Award-winning artist Narbi Price and acclaimed writer Mark Hudson have combined to create the exhibition and Narbi has created three Wearside-specific paintings for the exhibition’s first showing in a museum gallery setting – at Sunderland Museum & Winter Gardens (SMWG), between Friday, September 12, and Saturday, January 3 next year.
The show has been on display in locations throughout County Durham, including Bishop Auckland, Horden and the Durham Miners’ Gala.
The exhibition features paintings by Narbi and a soundscape from Mark. Narbi produced 40 paintings for the exhibition as it toured County Durham.
Narbi’s paintings depict former colliery sites as they are today, whether they have been reclaimed, repurposed or forgotten. The paintings are paired with Mark’s immersive sound installation that revisits interviews from his 1994 book Coming Back Brockens. For the book, Mark spent a year in Horden, listening to tales of the hardships and traditions of miners’ lives, and the struggles and triumphs of trade unionism.
Hartlepool-born Narbri explained: “The combination of paintings and sound explores not only what was lost, but what remains and what has changed.
“For the original exhibition I visited 13 collieries across County Durham that were still open when the strike started in 1984, I added three more for the SMWG show – Monkwearmouth, New Herrington and Westoe.
“Obviously all the collieries have gone, but in some ways the industrial landscapes remain. The infrastructure of shops, social clubs, parks and pubs are still there, but these places are now focused on something that is not there.
“Many of the colliery sites have been built over – such as Westoe – others have been left to nothing or rewilded, so there’s very little of a footprint for some of the former pit sites.
“What I didn’t want to do is ‘poverty porn’ so many of my paintings – Seaham and Dawdon for instance – feature the sea. I deliberately haven’t featured people in the paintings. Once you start adding people to paintings, they become the focus and the protagonist.

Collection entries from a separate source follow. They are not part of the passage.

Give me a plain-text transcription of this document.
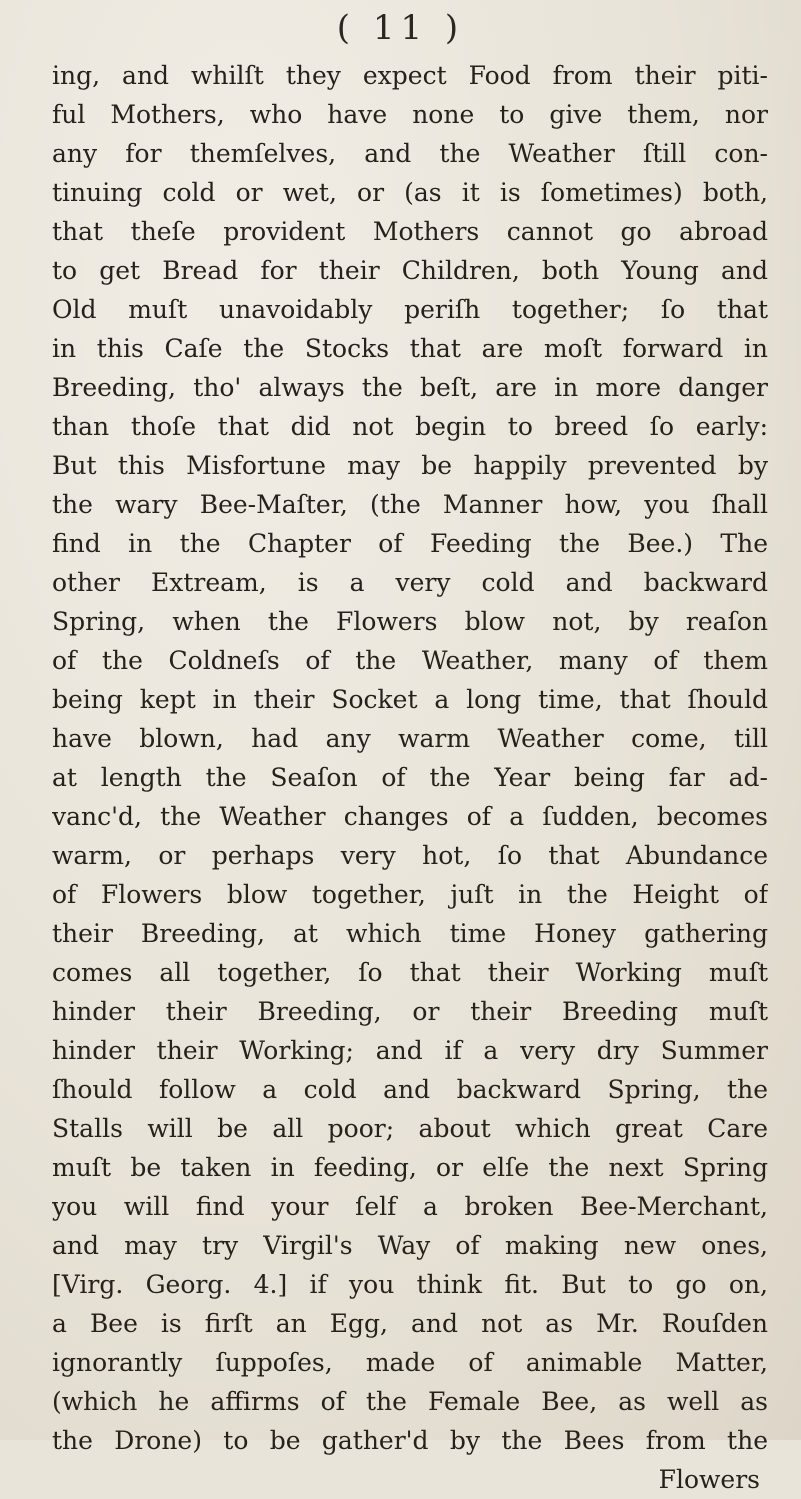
( 11 )
ing, and whilſt they expect Food from their piti-
ful Mothers, who have none to give them, nor
any for themſelves, and the Weather ſtill con-
tinuing cold or wet, or (as it is ſometimes) both,
that theſe provident Mothers cannot go abroad
to get Bread for their Children, both Young and
Old muſt unavoidably periſh together; ſo that
in this Caſe the Stocks that are moſt forward in
Breeding, tho' always the beſt, are in more danger
than thoſe that did not begin to breed ſo early:
But this Misfortune may be happily prevented by
the wary Bee-Maſter, (the Manner how, you ſhall
find in the Chapter of Feeding the Bee.) The
other Extream, is a very cold and backward
Spring, when the Flowers blow not, by reaſon
of the Coldneſs of the Weather, many of them
being kept in their Socket a long time, that ſhould
have blown, had any warm Weather come, till
at length the Seaſon of the Year being far ad-
vanc'd, the Weather changes of a ſudden, becomes
warm, or perhaps very hot, ſo that Abundance
of Flowers blow together, juſt in the Height of
their Breeding, at which time Honey gathering
comes all together, ſo that their Working muſt
hinder their Breeding, or their Breeding muſt
hinder their Working; and if a very dry Summer
ſhould follow a cold and backward Spring, the
Stalls will be all poor; about which great Care
muſt be taken in feeding, or elſe the next Spring
you will find your ſelf a broken Bee-Merchant,
and may try Virgil's Way of making new ones,
[Virg. Georg. 4.] if you think fit. But to go on,
a Bee is firſt an Egg, and not as Mr. Rouſden
ignorantly ſuppoſes, made of animable Matter,
(which he affirms of the Female Bee, as well as
the Drone) to be gather'd by the Bees from the
Flowers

“Mark had the tapes of the interviews he’d done for the book, so this was an incredible archive and too good an opportunity to miss. I’d read Mark’s book three times and his warts and all, matter of fact approach to stories of working life just chimed with me. For the exhibition, Mark has created an evocative soundscape – the everyday poetry of speech patterns – which seems to dovetail with my paintings.
“The collaboration was enjoyable, but it was also a huge learning curve for both of us. Mark actually did an art degree and is chief art critic at The Independent so is a respected writer and journalist. His grandfather and great-grandfather were Horden miners so he has a real connection to the region.”
The phrase Going Back Brockens is a pitmatic term describing a technique used to close a coal seam, by pulling out the struts keeping up the roof of a seam.
The exhibition also features Where We Belong, a series of six short films by Carl Joyce inspired by Mark’s evocative book. The documentary films explore the relationship between people and place in County Durham, with each film telling the stories of individuals who continue to shape the County Durham pit villages.
Going Back Brockens was originally commissioned by No More Nowt, the Creative People and Places programme for County Durham supported using public funding by the National Lottery through Arts Council England and produced by Building Culture CIC. The SMWG exhibition has also been supported by Sunderland Culture.